Glass takes on a positive charge wherever it touches water, explains Kostiuk. Conversely, the negative-charged ends of all the water molecules line up facing the glass container. In the battery, water flows through glass channels, producing electricity along the channel walls.
"Each channel contributes less than a nanoamp," says Kostiuk. "But you can gang together as many as you need." The prototype shown here cranks out 2 microamps.
Many US and labs overseas have reproduced it.
There was an open demo this Summer attended by FReepers.
At that meeting, Mitshubishi and Toyota presented their recent results.
Click for info to how Mitsubishi and Toyota and others continued research
Theoretical Framework for Anomalous Heat and 4He in Transition Metal Systems
Deuteron Fluxing and the Ion Band State Theory
Calorimetric Principles and Problems in Pd-D2O Electrolysis
Anomalous Effects in Deuterated Systems, Final Report
Thermal and Nuclear Aspects of the Pd/D2O System, Vol 1
Thermal and Nuclear Aspects of the Pd/D2O System, Vol 2
"...California is experiencing rolling blackouts due to power shortages.
Conventional engineering, planned ahead, could have prevented these
blackouts, but it has been politically expedient to ignore the inevitable.
We do not know if Cold Fusion will be the answer to future energy needs,
but we do know the existence of Cold Fusion phenomenon through
repeated observations by scientists throughout the world.
It is time that this phenomenon be investigated
so that we can reap whatever benefits accrue from additional scientific understanding.
It is time for government funding organizations to invest in this research"
Dr. Frank E. Gordon
Head, Navigation and Applied Sciences Department
Space and Naval Warfare Systems Center, San Diego
True, but I've heard of some promising results from the latest generation flux-capacitors.
I will only note that the Japanese--no fools--continued to issue patents in the field, and still do so to this very day.
--Boris
The problem is that today, a U.S. patent is worthless.
That's right: worthless. You still cannot patent a perpetual motion machine, but you can patent any number of violations of Newton's Laws.
Why?
Because the Patent Office ceased requiring working models of patented devices! The rationale given: they were 'out of warehouse space' in which to house the models.
Look on the U.S. patent website and see the large number of risible and impossible ideas which have been granted patents.

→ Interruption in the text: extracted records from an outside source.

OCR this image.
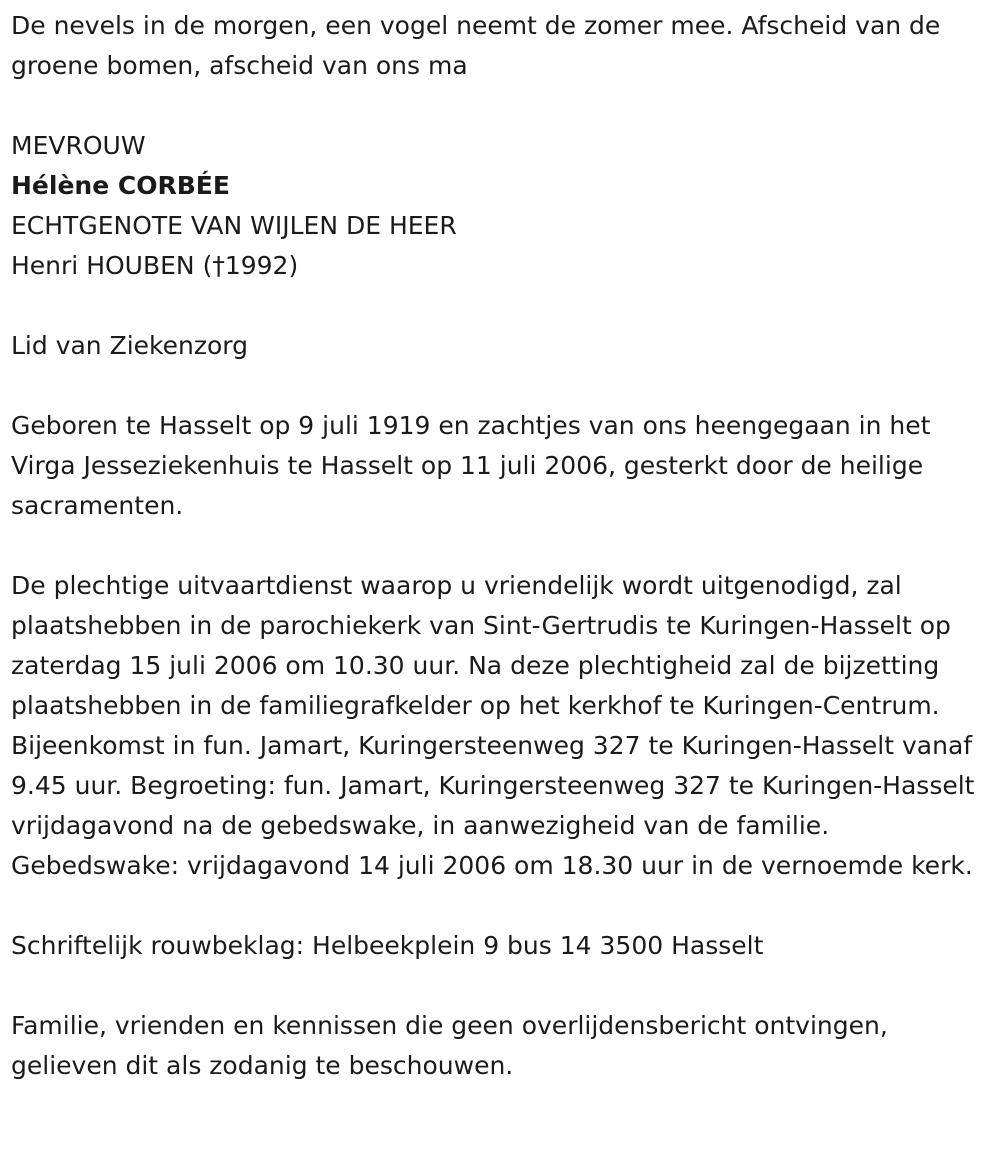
De nevels in de morgen, een vogel neemt de zomer mee. Afscheid van de groene bomen, afscheid van ons ma

MEVROUW

Hélène CORBÉE

ECHTGENOTE VAN WIJLEN DE HEER

Henri HOUBEN (†1992)

Lid van Ziekenzorg

Geboren te Hasselt op 9 juli 1919 en zachtjes van ons heengegaan in het Virga Jesseziekenhuis te Hasselt op 11 juli 2006, gesterkt door de heilige sacramenten.

De plechtige uitvaartdienst waarop u vriendelijk wordt uitgenodigd, zal plaatshebben in de parochiekerk van Sint-Gertrudis te Kuringen-Hasselt op zaterdag 15 juli 2006 om 10.30 uur. Na deze plechtigheid zal de bijzetting plaatshebben in de familiegrafkelder op het kerkhof te Kuringen-Centrum. Bijeenkomst in fun. Jamart, Kuringersteenweg 327 te Kuringen-Hasselt vanaf 9.45 uur. Begroeting: fun. Jamart, Kuringersteenweg 327 te Kuringen-Hasselt vrijdagavond na de gebedswake, in aanwezigheid van de familie. Gebedswake: vrijdagavond 14 juli 2006 om 18.30 uur in de vernoemde kerk.

Schriftelijk rouwbeklag: Helbeekplein 9 bus 14 3500 Hasselt

Familie, vrienden en kennissen die geen overlijdensbericht ontvingen, gelieven dit als zodanig te beschouwen.
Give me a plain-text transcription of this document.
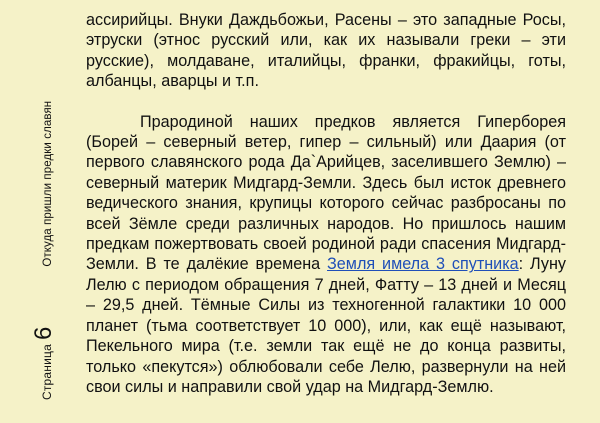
Страница
6
Откуда пришли предки славян

ассирийцы. Внуки Даждьбожьи, Расены – это западные Росы, этруски (этнос русский или, как их называли греки – эти русские), молдаване, италийцы, франки, фракийцы, готы, албанцы, аварцы и т.п.

Прародиной наших предков является Гиперборея (Борей – северный ветер, гипер – сильный) или Даария (от первого славянского рода Да`Арийцев, заселившего Землю) – северный материк Мидгард-Земли. Здесь был исток древнего ведического знания, крупицы которого сейчас разбросаны по всей Зёмле среди различных народов. Но пришлось нашим предкам пожертвовать своей родиной ради спасения Мидгард-Земли. В те далёкие времена Земля имела 3 спутника: Луну Лелю с периодом обращения 7 дней, Фатту – 13 дней и Месяц – 29,5 дней. Тёмные Силы из техногенной галактики 10 000 планет (тьма соответствует 10 000), или, как ещё называют, Пекельного мира (т.е. земли так ещё не до конца развиты, только «пекутся») облюбовали себе Лелю, развернули на ней свои силы и направили свой удар на Мидгард-Землю.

I wonder what the qualifications are to be hired as a patent examiner. No Einsteins there!
--Boris
"Winners" are not the
only things that self-sustain
in a market place.
And the modern world
is hardly a pure market.
Yesterday's winners
keep themselves going,
too. (For instance, rejecting
cold fusion papers
from establishment
science journals.) These hearings
might clear some dead wood.
That is why the radical left will turn against any truly sustainable and economically feasible form of energy production. I have no opinion as to the usefulness of cold fusion -- however, should it or something else environment-friendly become practical, you will hear all sorts of weird arguments -- "The universe is running out of helium!" "Too much fresh water will harm the 'balance' of nature!" "People will only waste electricity if it costs little to produce and doesn't harm the environment!" "For ever, people have lived in poverty. It is 'unfair' to permit science to cause future generations to live in ease!" It will all end when some eco-terrorist group spreads nuclear waste around the world in order to "purify" the earth of all life forms. I just hope we can terraform Mars in time.